The report cautioned that new highs for oil prices will test the solidity of the East Asian and global economic expansions in 2008, saying that an average per barrel oil price of US$90 in 2008 would be associated with an income loss in East Asia of a little over 1 percent of GDP.

 

Crude oil prices neared the US$100 per barrel mark in early November, underpinned by demand and supply factors and boosted by geo-political and financial short-term factors.

 

Faced with worsening fuel shortages in the country, China raised petrol, diesel and jet fuels prices by nearly 10 percent to about US$76 a barrel to boost domestic supplies but its wholesale petrol prices are still lower than the international average of 102 dollars.

 

This means that the Chinese government has to continue offering large amount of subsidies to refineries to cover losses they incur by selling oil at state-set prices.

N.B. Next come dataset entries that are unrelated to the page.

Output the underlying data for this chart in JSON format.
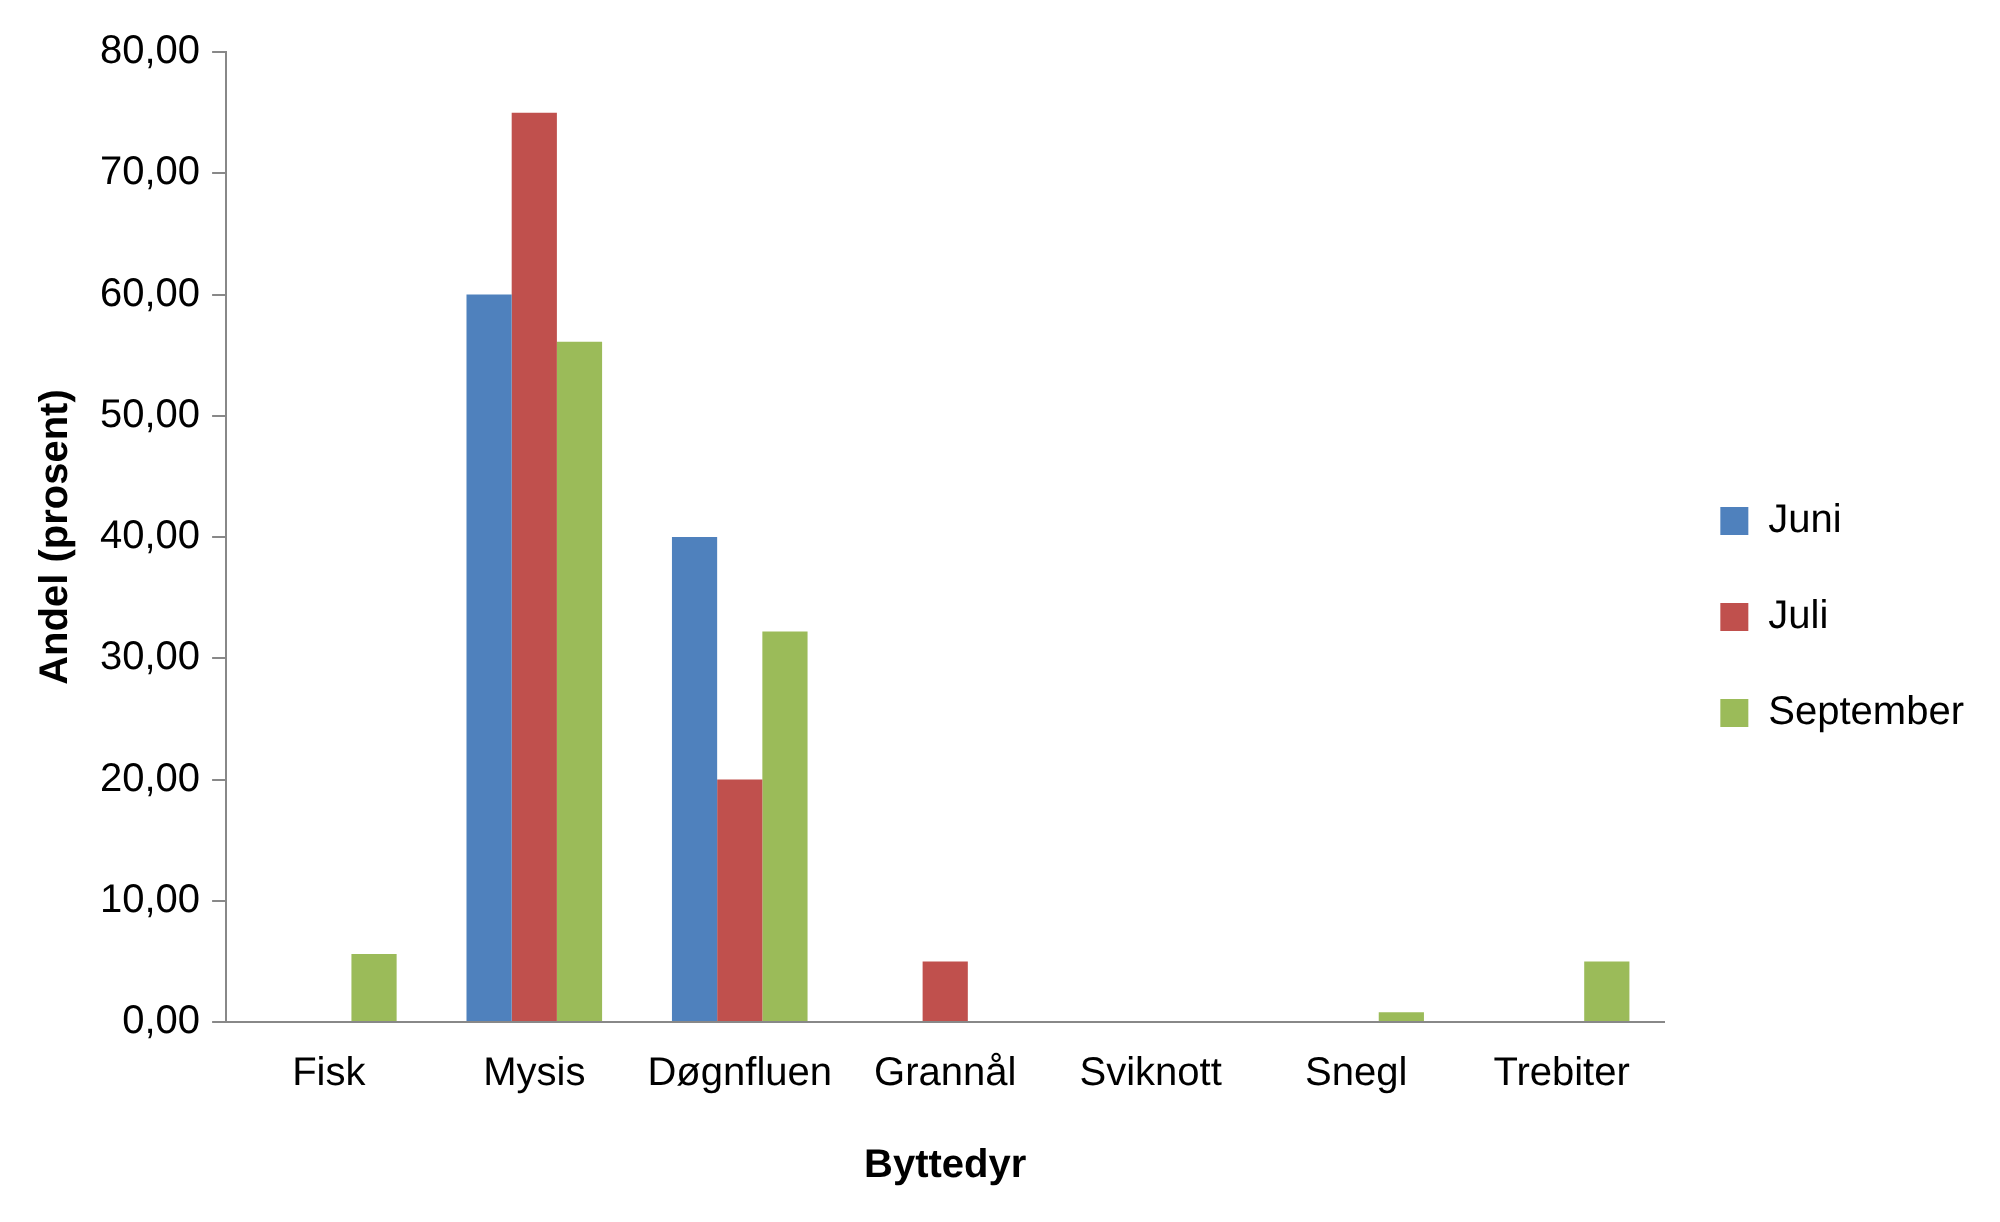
{
  "chart_data": {
    "type": "bar",
    "xlabel": "Byttedyr",
    "ylabel": "Andel (prosent)",
    "categories": [
      "Fisk",
      "Mysis",
      "Døgnfluen",
      "Grannål",
      "Sviknott",
      "Snegl",
      "Trebiter"
    ],
    "series": [
      {
        "name": "Juni",
        "color": "#4f81bd",
        "values": [
          0,
          60,
          40,
          0,
          0,
          0,
          0
        ]
      },
      {
        "name": "Juli",
        "color": "#c0504d",
        "values": [
          0,
          75,
          20,
          5,
          0,
          0,
          0
        ]
      },
      {
        "name": "September",
        "color": "#9bbb59",
        "values": [
          5.6,
          56.1,
          32.2,
          0,
          null,
          0.8,
          5
        ]
      }
    ],
    "ylim": [
      0,
      80
    ],
    "yticks": [
      {
        "value": 0,
        "label": "0,00"
      },
      {
        "value": 10,
        "label": "10,00"
      },
      {
        "value": 20,
        "label": "20,00"
      },
      {
        "value": 30,
        "label": "30,00"
      },
      {
        "value": 40,
        "label": "40,00"
      },
      {
        "value": 50,
        "label": "50,00"
      },
      {
        "value": 60,
        "label": "60,00"
      },
      {
        "value": 70,
        "label": "70,00"
      },
      {
        "value": 80,
        "label": "80,00"
      }
    ],
    "grid": false,
    "legend": "right"
  }
}
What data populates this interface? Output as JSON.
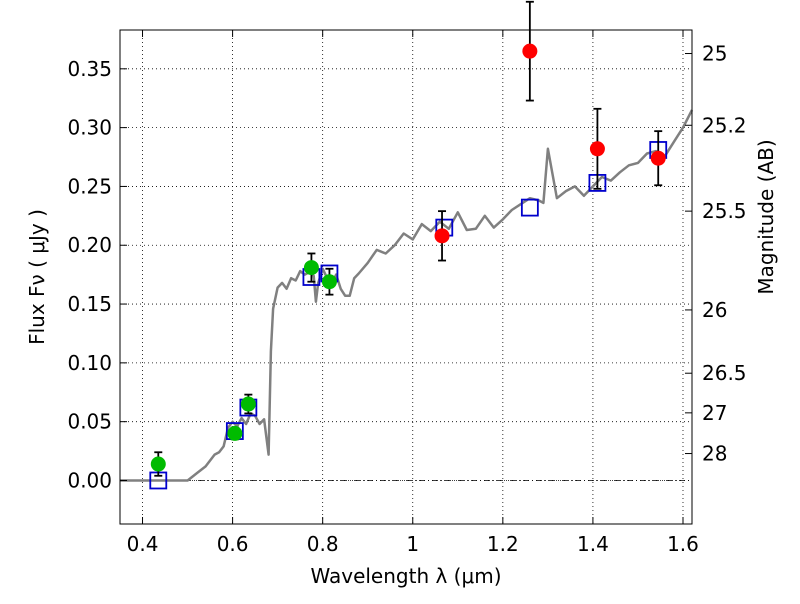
{
  "chart_data": {
    "type": "scatter",
    "xlabel": "Wavelength  λ (μm)",
    "ylabel": "Flux  Fν  ( μJy )",
    "y2label": "Magnitude (AB)",
    "xlim": [
      0.35,
      1.62
    ],
    "ylim": [
      -0.037,
      0.383
    ],
    "grid": true,
    "x_ticks": [
      0.4,
      0.6,
      0.8,
      1.0,
      1.2,
      1.4,
      1.6
    ],
    "x_tick_labels": [
      "0.4",
      "0.6",
      "0.8",
      "1",
      "1.2",
      "1.4",
      "1.6"
    ],
    "y_ticks": [
      0.0,
      0.05,
      0.1,
      0.15,
      0.2,
      0.25,
      0.3,
      0.35
    ],
    "y_tick_labels": [
      "0.00",
      "0.05",
      "0.10",
      "0.15",
      "0.20",
      "0.25",
      "0.30",
      "0.35"
    ],
    "y2_ticks": [
      {
        "label": "25",
        "flux": 0.363
      },
      {
        "label": "25.2",
        "flux": 0.302
      },
      {
        "label": "25.5",
        "flux": 0.229
      },
      {
        "label": "26",
        "flux": 0.145
      },
      {
        "label": "26.5",
        "flux": 0.0912
      },
      {
        "label": "27",
        "flux": 0.0575
      },
      {
        "label": "28",
        "flux": 0.0229
      }
    ],
    "series": [
      {
        "type": "line",
        "color": "#808080",
        "x": [
          0.35,
          0.4,
          0.45,
          0.5,
          0.52,
          0.54,
          0.56,
          0.57,
          0.58,
          0.59,
          0.6,
          0.61,
          0.62,
          0.63,
          0.64,
          0.65,
          0.66,
          0.67,
          0.68,
          0.685,
          0.69,
          0.7,
          0.71,
          0.72,
          0.73,
          0.74,
          0.75,
          0.76,
          0.77,
          0.78,
          0.785,
          0.79,
          0.8,
          0.81,
          0.82,
          0.83,
          0.84,
          0.85,
          0.86,
          0.87,
          0.88,
          0.9,
          0.92,
          0.94,
          0.96,
          0.98,
          1.0,
          1.02,
          1.04,
          1.06,
          1.08,
          1.1,
          1.12,
          1.14,
          1.16,
          1.18,
          1.2,
          1.22,
          1.24,
          1.26,
          1.28,
          1.29,
          1.3,
          1.32,
          1.34,
          1.36,
          1.38,
          1.4,
          1.42,
          1.44,
          1.46,
          1.48,
          1.5,
          1.52,
          1.54,
          1.56,
          1.58,
          1.6,
          1.62
        ],
        "y": [
          0.0,
          0.0,
          0.0,
          0.0,
          0.006,
          0.012,
          0.022,
          0.024,
          0.029,
          0.045,
          0.05,
          0.046,
          0.053,
          0.048,
          0.057,
          0.055,
          0.048,
          0.052,
          0.022,
          0.11,
          0.146,
          0.164,
          0.168,
          0.163,
          0.172,
          0.17,
          0.178,
          0.175,
          0.177,
          0.174,
          0.152,
          0.168,
          0.18,
          0.172,
          0.168,
          0.175,
          0.163,
          0.157,
          0.157,
          0.172,
          0.176,
          0.185,
          0.196,
          0.193,
          0.2,
          0.21,
          0.205,
          0.218,
          0.212,
          0.22,
          0.214,
          0.228,
          0.213,
          0.214,
          0.225,
          0.215,
          0.222,
          0.23,
          0.235,
          0.24,
          0.238,
          0.236,
          0.282,
          0.24,
          0.246,
          0.25,
          0.242,
          0.25,
          0.258,
          0.255,
          0.262,
          0.268,
          0.27,
          0.278,
          0.28,
          0.276,
          0.288,
          0.3,
          0.315
        ]
      },
      {
        "type": "open-squares",
        "color": "#0000cc",
        "x": [
          0.435,
          0.605,
          0.635,
          0.775,
          0.815,
          1.07,
          1.26,
          1.41,
          1.545
        ],
        "y": [
          0.0,
          0.042,
          0.062,
          0.173,
          0.176,
          0.215,
          0.232,
          0.253,
          0.281
        ]
      },
      {
        "type": "points",
        "color": "#00bb00",
        "x": [
          0.435,
          0.605,
          0.635,
          0.775,
          0.815
        ],
        "y": [
          0.014,
          0.04,
          0.065,
          0.181,
          0.169
        ],
        "err": [
          0.01,
          0.005,
          0.008,
          0.012,
          0.011
        ]
      },
      {
        "type": "points",
        "color": "#ff0000",
        "x": [
          1.065,
          1.26,
          1.41,
          1.545
        ],
        "y": [
          0.208,
          0.365,
          0.282,
          0.274
        ],
        "err": [
          0.021,
          0.042,
          0.034,
          0.023
        ]
      }
    ]
  }
}
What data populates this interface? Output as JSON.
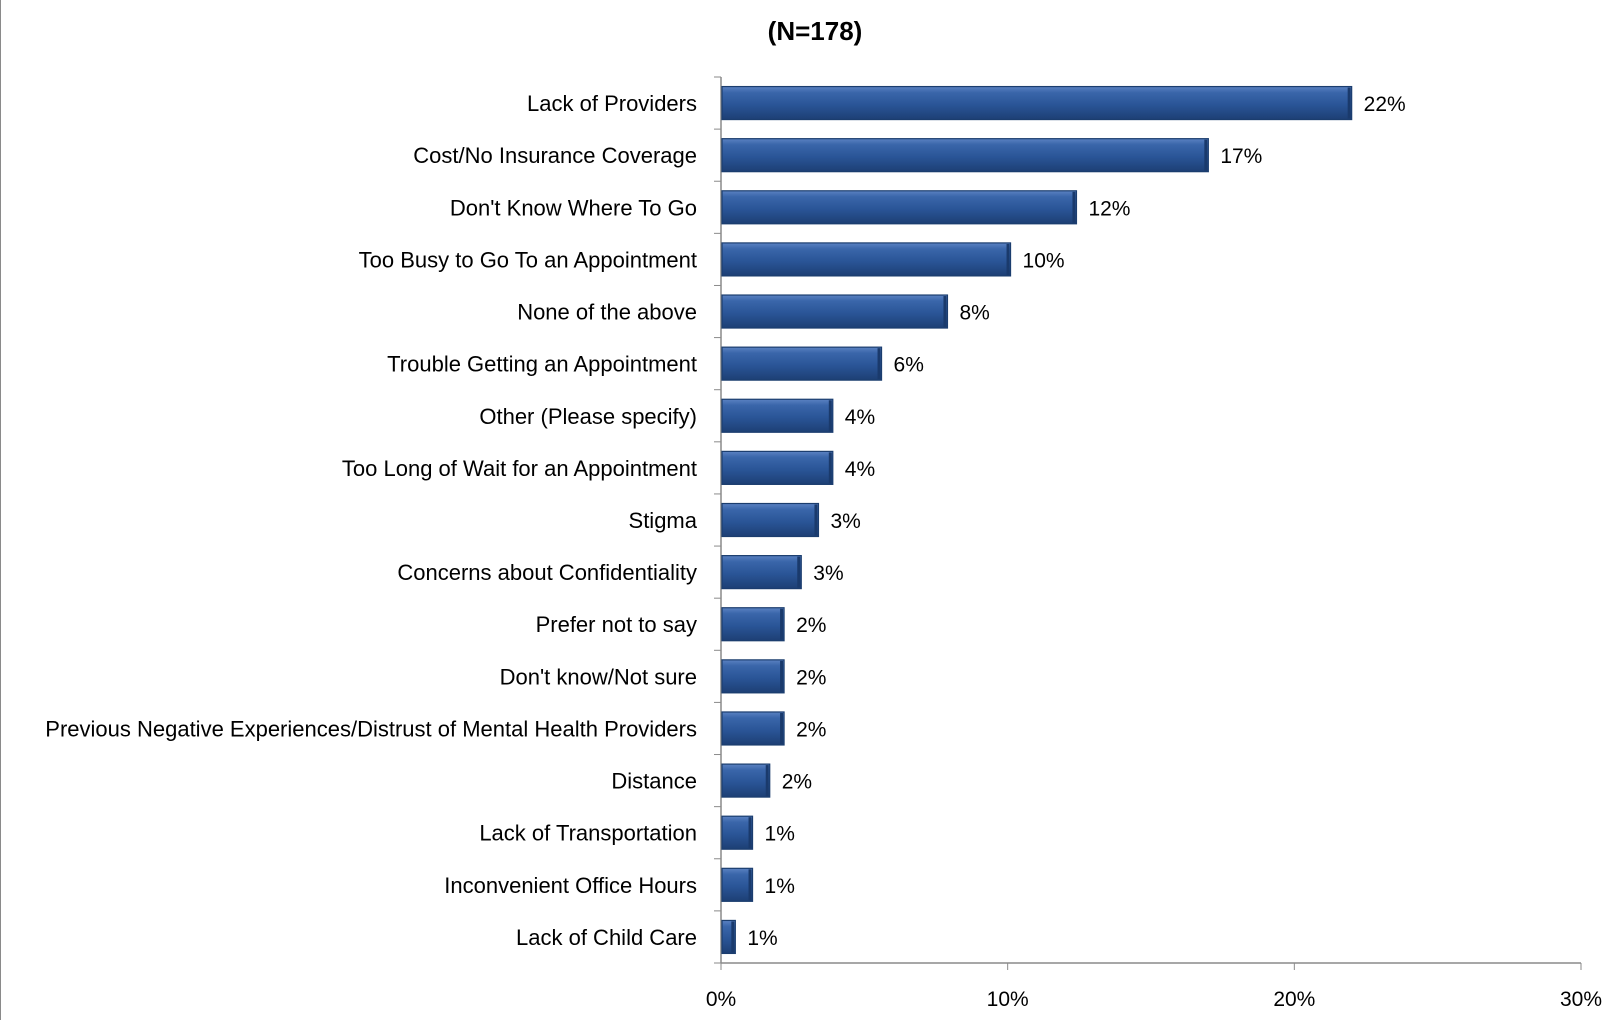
{
  "chart_data": {
    "type": "bar",
    "orientation": "horizontal",
    "title": "(N=178)",
    "xlabel": "",
    "ylabel": "",
    "categories": [
      "Lack of Providers",
      "Cost/No Insurance Coverage",
      "Don't Know Where To Go",
      "Too Busy to Go To an Appointment",
      "None of the above",
      "Trouble Getting an Appointment",
      "Other (Please specify)",
      "Too Long of Wait for an Appointment",
      "Stigma",
      "Concerns about Confidentiality",
      "Prefer not to say",
      "Don't know/Not sure",
      "Previous Negative Experiences/Distrust of Mental Health Providers",
      "Distance",
      "Lack of Transportation",
      "Inconvenient Office Hours",
      "Lack of Child Care"
    ],
    "values": [
      22,
      17,
      12.4,
      10.1,
      7.9,
      5.6,
      3.9,
      3.9,
      3.4,
      2.8,
      2.2,
      2.2,
      2.2,
      1.7,
      1.1,
      1.1,
      0.5
    ],
    "data_labels": [
      "22%",
      "17%",
      "12%",
      "10%",
      "8%",
      "6%",
      "4%",
      "4%",
      "3%",
      "3%",
      "2%",
      "2%",
      "2%",
      "2%",
      "1%",
      "1%",
      "1%"
    ],
    "xlim": [
      0,
      30
    ],
    "xticks": [
      0,
      10,
      20,
      30
    ],
    "xtick_labels": [
      "0%",
      "10%",
      "20%",
      "30%"
    ],
    "grid": false,
    "legend": "none",
    "bar_color": "#2a5597",
    "bar_edge_color": "#1b3d6e"
  }
}
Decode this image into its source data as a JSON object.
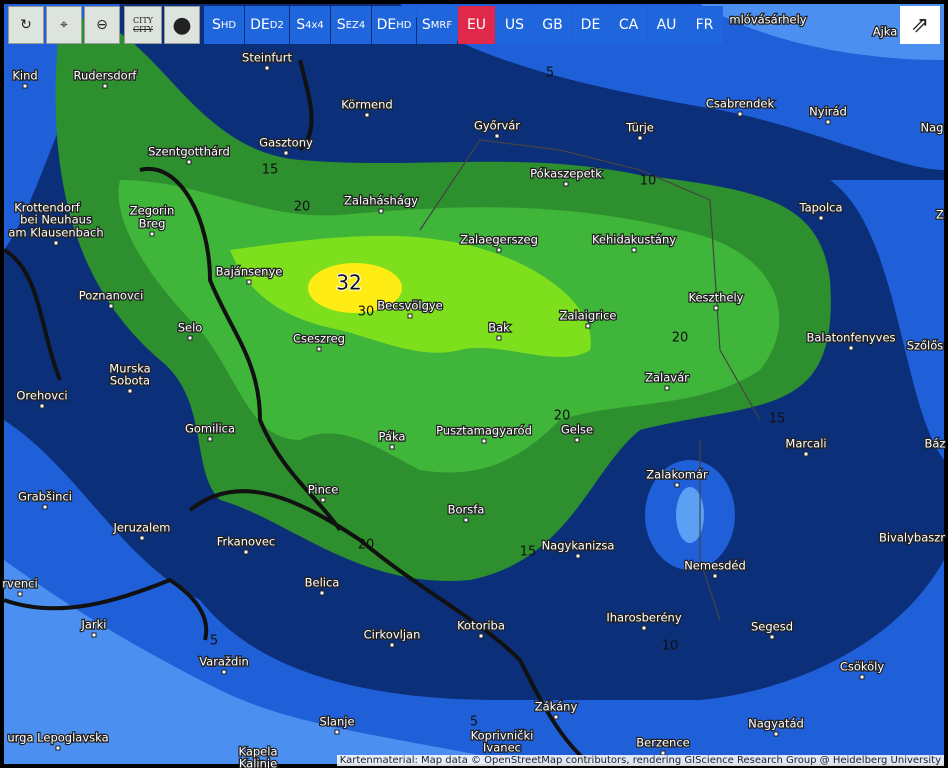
{
  "toolbar": {
    "city_icon": "CITY",
    "models": [
      {
        "main": "S",
        "sub": "HD"
      },
      {
        "main": "DE",
        "sub": "D2"
      },
      {
        "main": "S",
        "sub": "4x4"
      },
      {
        "main": "S",
        "sub": "EZ4"
      },
      {
        "main": "DE",
        "sub": "HD"
      },
      {
        "main": "S",
        "sub": "MRF"
      }
    ],
    "regions": [
      "EU",
      "US",
      "GB",
      "DE",
      "CA",
      "AU",
      "FR"
    ]
  },
  "map": {
    "cities": [
      "mlóvásárhely",
      "Ajka",
      "Steinfurt",
      "Rudersdorf",
      "Kind",
      "Körmend",
      "Győrvár",
      "Csabrendek",
      "Nyirád",
      "Türje",
      "Nag",
      "Gasztony",
      "Szentgotthárd",
      "Pókaszepetk",
      "Zalaháshágy",
      "Tapolca",
      "Z",
      "Krottendorf",
      "bei Neuhaus",
      "am Klausenbach",
      "Zegorin",
      "Breg",
      "Zalaegerszeg",
      "Kehidakustány",
      "Bajánsenye",
      "Poznanovci",
      "Keszthely",
      "Becsvölgye",
      "Selo",
      "Zalaigrice",
      "Bak",
      "Cseszreg",
      "Balatonfenyves",
      "Szőlős",
      "Murska",
      "Sobota",
      "Zalavár",
      "Orehovci",
      "Gomilica",
      "Páka",
      "Pusztamagyaród",
      "Gelse",
      "Marcali",
      "Báz",
      "Zalakomár",
      "Grabšinci",
      "Pince",
      "Borsfa",
      "Jeruzalem",
      "Frkanovec",
      "Nagykanizsa",
      "Bivalybaszr",
      "Nemesdéd",
      "Belica",
      "rvenci",
      "Iharosberény",
      "Segesd",
      "Jarki",
      "Cirkovljan",
      "Kotoriba",
      "Varaždin",
      "Csököly",
      "Zákány",
      "Slanje",
      "Nagyatád",
      "urga Lepoglavska",
      "Koprivnički",
      "Ivanec",
      "Berzence",
      "Kapela",
      "Kalinje"
    ],
    "contour_labels": [
      5,
      15,
      10,
      20,
      32,
      30,
      20,
      15,
      20,
      15,
      20,
      10,
      5,
      5
    ],
    "attribution": "Kartenmaterial: Map data © OpenStreetMap contributors, rendering GIScience Research Group @ Heidelberg University"
  }
}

The government subsidized Sinopec, the nation's largest refinery company, to the tune of US$1.2 billion in 2005 and US$640 million in 2006.

 

In the meantime, soaring oil prices add to the financial burden for enterprises and individuals, and likewise increase inflationary risks. China's consumer price index (CPI), a main gauge of inflation, rose 6.5 percent year-on-year in October.

 

The impact of the US subprime crisis and the renewed surge in oil prices have clearly increased downside risks, but the stronger growth momentum in the region is expected to carry through 2008, said Milan Brahmbhatt, the report's lead author.

 

The bank stood by its forecast for the galloping Chinese growth in 2008 of a slightly lower 10.8 percent and predicted only a moderately slowdown from 2007 in East Asia's economies growth in 2008.

 

According to the report, emerging East Asia experienced its largest increase in foreign exchange reserves during 2007. Forex reserves for the nine largest economies increased by US$451 billion during the first nine months and reached US$2.5 trillion.

 

China claimed four-fifths of the regional reserve increases this year with US$367.3 billion, as its total forex reserve has topped US$1.43 trillion by the end of September.

 

As reported on November 7, the nation has set up a state forex investment company, China Investment Corporate Ltd. (CIC), to mitigate the risks in its huge foreign exchange reserve.

 

The company, with US$200 billion in registered capital and US$208 billion from a special treasury bond sale by the Ministry of Finance, would not buy into overseas airlines, telecommunications or oil companies, China's Vice-Minister of Finance Li Yong said on November 7.

 

It will use one third of its capital to purchase Central Huijin, which now controls China's major state-owned commercial banks, another third to replenish the capital of the Agricultural Bank of China and China Development Bank, and the remaining third to invest in global financial markets, he added.

 

A highlight of the WB report is that for the first time, the number of poor people living on less than two dollars a day in East Asia has fallen below 500 million, down from 1 billion in 1990.

 

In percentage terms this means the poverty head-count rate is estimated to have fallen to about 27 percent, down from 29.5 percent in 2006 and 69 percent in 1990, said the report.